Lectures on Ten British Mathematicians (1916)[edit]

by Alexander MacFarlane, "Henry John Stephen Smith (1826-1883) A Lecture delivered March 15, 1902" source; also see Chapter 7: "Henry John Stephen Smith" .
  • [H]e had a difficulty in deciding between classics and mathematics, and there is a story to the effect that he finally solved the difficulty by tossing up a penny. He certainly used the expression: but the reasons which determined his choice in favor of mathematics were first, his weak sight, which made thinking preferable to reading, and secondly the opportunity...
  • Whewell, the master of Trinity College Cambridge, wrote The Plurality of Worlds... Whewell pointed out what he called law of waste traceable in the Divine economy; and his argument was that the other planets were waste effects, the Earth the only oasis in the desert of our system, the only world inhabited by intelligent beings; Sir David Brewster... wrote a fiery answer entitled "More worlds than one, the creed of the philosopher and the hope of the Christian." In 1855 Smith wrote an essay on this subject... in which the fallibility both of men of science and of theologians was impartially exposed. It was his first and only effort at popular writing.
  • Though addicted to the theory of numbers, he was not in any sense a recluse; on the contrary he entered with zest into every form of social enjoyment in Oxford... He had the rare power of utilizing stray hours of leisure, and it was in such odd times that he accomplished most of his scientific work. After attending a picnic in the afternoon, he could mount to those serene heights in the theory of numbers... Then he could of a sudden come down from these heights to attend a dinner, and could conduct himself there, not as a mathematical genius lost in reverie and pointed out as a poor and eccentric mortal, but on the contrary as a thorough man of the world greatly liked by everybody.
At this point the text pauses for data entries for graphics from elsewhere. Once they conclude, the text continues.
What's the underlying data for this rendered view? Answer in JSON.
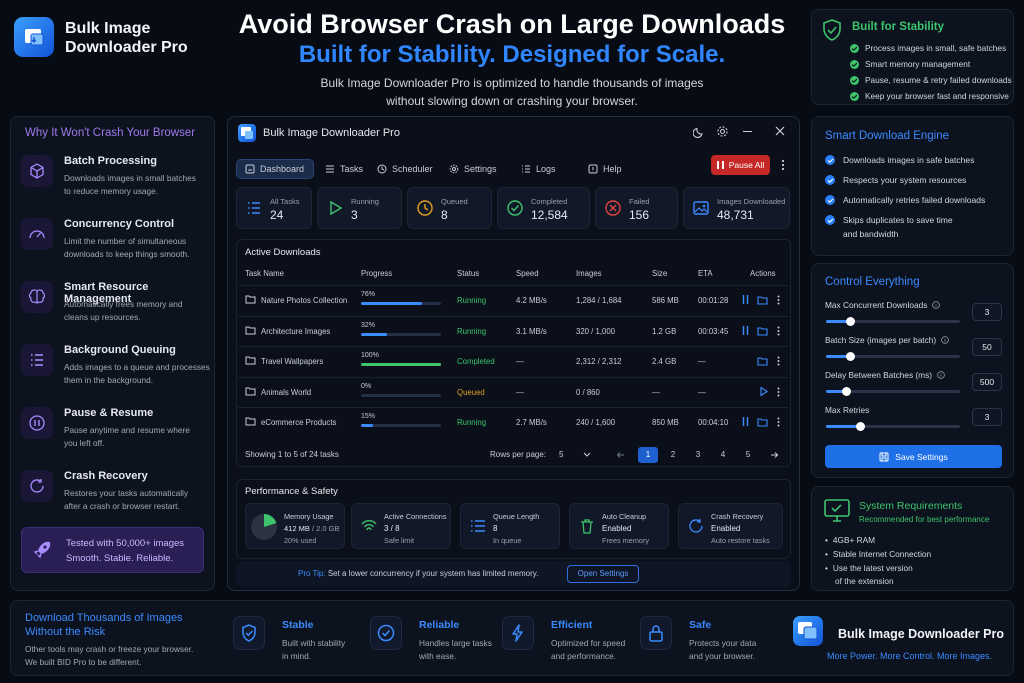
{
  "brand": {
    "name_line1": "Bulk Image",
    "name_line2": "Downloader Pro"
  },
  "hero": {
    "title": "Avoid Browser Crash on Large Downloads",
    "subtitle": "Built for Stability. Designed for Scale.",
    "desc_line1": "Bulk Image Downloader Pro is optimized to handle thousands of images",
    "desc_line2": "without slowing down or crashing your browser."
  },
  "stability_box": {
    "title": "Built for Stability",
    "items": [
      "Process images in small, safe batches",
      "Smart memory management",
      "Pause, resume & retry failed downloads",
      "Keep your browser fast and responsive"
    ]
  },
  "left_panel": {
    "title": "Why It Won't Crash Your Browser",
    "features": [
      {
        "title": "Batch Processing",
        "desc1": "Downloads images in small batches",
        "desc2": "to reduce memory usage.",
        "icon": "cube-icon"
      },
      {
        "title": "Concurrency Control",
        "desc1": "Limit the number of simultaneous",
        "desc2": "downloads to keep things smooth.",
        "icon": "gauge-icon"
      },
      {
        "title": "Smart Resource Management",
        "desc1": "Automatically frees memory and",
        "desc2": "cleans up resources.",
        "icon": "brain-icon"
      },
      {
        "title": "Background Queuing",
        "desc1": "Adds images to a queue and processes",
        "desc2": "them in the background.",
        "icon": "list-icon"
      },
      {
        "title": "Pause & Resume",
        "desc1": "Pause anytime and resume where",
        "desc2": "you left off.",
        "icon": "pause-icon"
      },
      {
        "title": "Crash Recovery",
        "desc1": "Restores your tasks automatically",
        "desc2": "after a crash or browser restart.",
        "icon": "refresh-icon"
      }
    ],
    "promo_line1": "Tested with 50,000+ images",
    "promo_line2": "Smooth. Stable. Reliable."
  },
  "app": {
    "window_title": "Bulk Image Downloader Pro",
    "nav": [
      "Dashboard",
      "Tasks",
      "Scheduler",
      "Settings",
      "Logs",
      "Help"
    ],
    "pause_all": "Pause All",
    "stats": [
      {
        "label": "All Tasks",
        "value": "24"
      },
      {
        "label": "Running",
        "value": "3"
      },
      {
        "label": "Queued",
        "value": "8"
      },
      {
        "label": "Completed",
        "value": "12,584"
      },
      {
        "label": "Failed",
        "value": "156"
      },
      {
        "label": "Images Downloaded",
        "value": "48,731"
      }
    ],
    "active_title": "Active Downloads",
    "columns": [
      "Task Name",
      "Progress",
      "Status",
      "Speed",
      "Images",
      "Size",
      "ETA",
      "Actions"
    ],
    "rows": [
      {
        "name": "Nature Photos Collection",
        "progress": "76%",
        "pct": 76,
        "status": "Running",
        "speed": "4.2 MB/s",
        "images": "1,284 / 1,684",
        "size": "586 MB",
        "eta": "00:01:28"
      },
      {
        "name": "Architecture Images",
        "progress": "32%",
        "pct": 32,
        "status": "Running",
        "speed": "3.1 MB/s",
        "images": "320 / 1,000",
        "size": "1.2 GB",
        "eta": "00:03:45"
      },
      {
        "name": "Travel Wallpapers",
        "progress": "100%",
        "pct": 100,
        "status": "Completed",
        "speed": "—",
        "images": "2,312 / 2,312",
        "size": "2.4 GB",
        "eta": "—"
      },
      {
        "name": "Animals World",
        "progress": "0%",
        "pct": 0,
        "status": "Queued",
        "speed": "—",
        "images": "0 / 860",
        "size": "—",
        "eta": "—"
      },
      {
        "name": "eCommerce Products",
        "progress": "15%",
        "pct": 15,
        "status": "Running",
        "speed": "2.7 MB/s",
        "images": "240 / 1,600",
        "size": "850 MB",
        "eta": "00:04:10"
      }
    ],
    "showing": "Showing 1 to 5 of 24 tasks",
    "rows_per_page_label": "Rows per page:",
    "rows_per_page": "5",
    "pages": [
      "1",
      "2",
      "3",
      "4",
      "5"
    ],
    "perf_title": "Performance & Safety",
    "memory": {
      "title": "Memory Usage",
      "value": "412 MB",
      "total": "/ 2.0 GB",
      "sub": "20% used",
      "pct": 20
    },
    "perf_cards": [
      {
        "title": "Active Connections",
        "value": "3 / 8",
        "sub": "Safe limit"
      },
      {
        "title": "Queue Length",
        "value": "8",
        "sub": "In queue"
      },
      {
        "title": "Auto Cleanup",
        "value": "Enabled",
        "sub": "Frees memory"
      },
      {
        "title": "Crash Recovery",
        "value": "Enabled",
        "sub": "Auto restore tasks"
      }
    ],
    "tip_label": "Pro Tip:",
    "tip_text": "Set a lower concurrency if your system has limited memory.",
    "tip_button": "Open Settings"
  },
  "engine": {
    "title": "Smart Download Engine",
    "items": [
      "Downloads images in safe batches",
      "Respects your system resources",
      "Automatically retries failed downloads",
      "Skips duplicates to save time"
    ],
    "item4_line2": "and bandwidth"
  },
  "control": {
    "title": "Control Everything",
    "settings": [
      {
        "label": "Max Concurrent Downloads",
        "value": "3",
        "fill": 0.18
      },
      {
        "label": "Batch Size (images per batch)",
        "value": "50",
        "fill": 0.18
      },
      {
        "label": "Delay Between Batches (ms)",
        "value": "500",
        "fill": 0.15
      },
      {
        "label": "Max Retries",
        "value": "3",
        "fill": 0.25
      }
    ],
    "save": "Save Settings"
  },
  "sysreq": {
    "title": "System Requirements",
    "subtitle": "Recommended for best performance",
    "items": [
      "4GB+ RAM",
      "Stable Internet Connection",
      "Use the latest version"
    ],
    "item3_line2": "of the extension"
  },
  "bottom": {
    "headline1": "Download Thousands of Images",
    "headline2": "Without the Risk",
    "desc1": "Other tools may crash or freeze your browser.",
    "desc2": "We built BID Pro to be different.",
    "features": [
      {
        "title": "Stable",
        "d1": "Built with stability",
        "d2": "in mind."
      },
      {
        "title": "Reliable",
        "d1": "Handles large tasks",
        "d2": "with ease."
      },
      {
        "title": "Efficient",
        "d1": "Optimized for speed",
        "d2": "and performance."
      },
      {
        "title": "Safe",
        "d1": "Protects your data",
        "d2": "and your browser."
      }
    ],
    "brand": "Bulk Image Downloader Pro",
    "tagline": "More Power. More Control. More Images."
  },
  "colors": {
    "accent": "#3b8bff",
    "green": "#3ec46d",
    "purple": "#9f7aea",
    "danger": "#d92d2d",
    "queued": "#e0a020"
  }
}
  • In 1858 he was selected by [the British Association] to prepare a report upon the Theory of Numbers. It was prepared in five parts, extending over the years 1859-1865. It is neither a history nor a treatise, but something intermediate. The author analyzes with remarkable clearness and order the works of mathematicians for the preceding century upon the theory of congruences, and upon that of binary quadratic forms. He returns to the original sources, indicates the principle and sketches the course of the demonstrations, and states the result, often adding something of his own. The work has been pronounced to be the most complete and elegant monument ever erected to the theory of numbers, and the model of what a scientific report ought to be.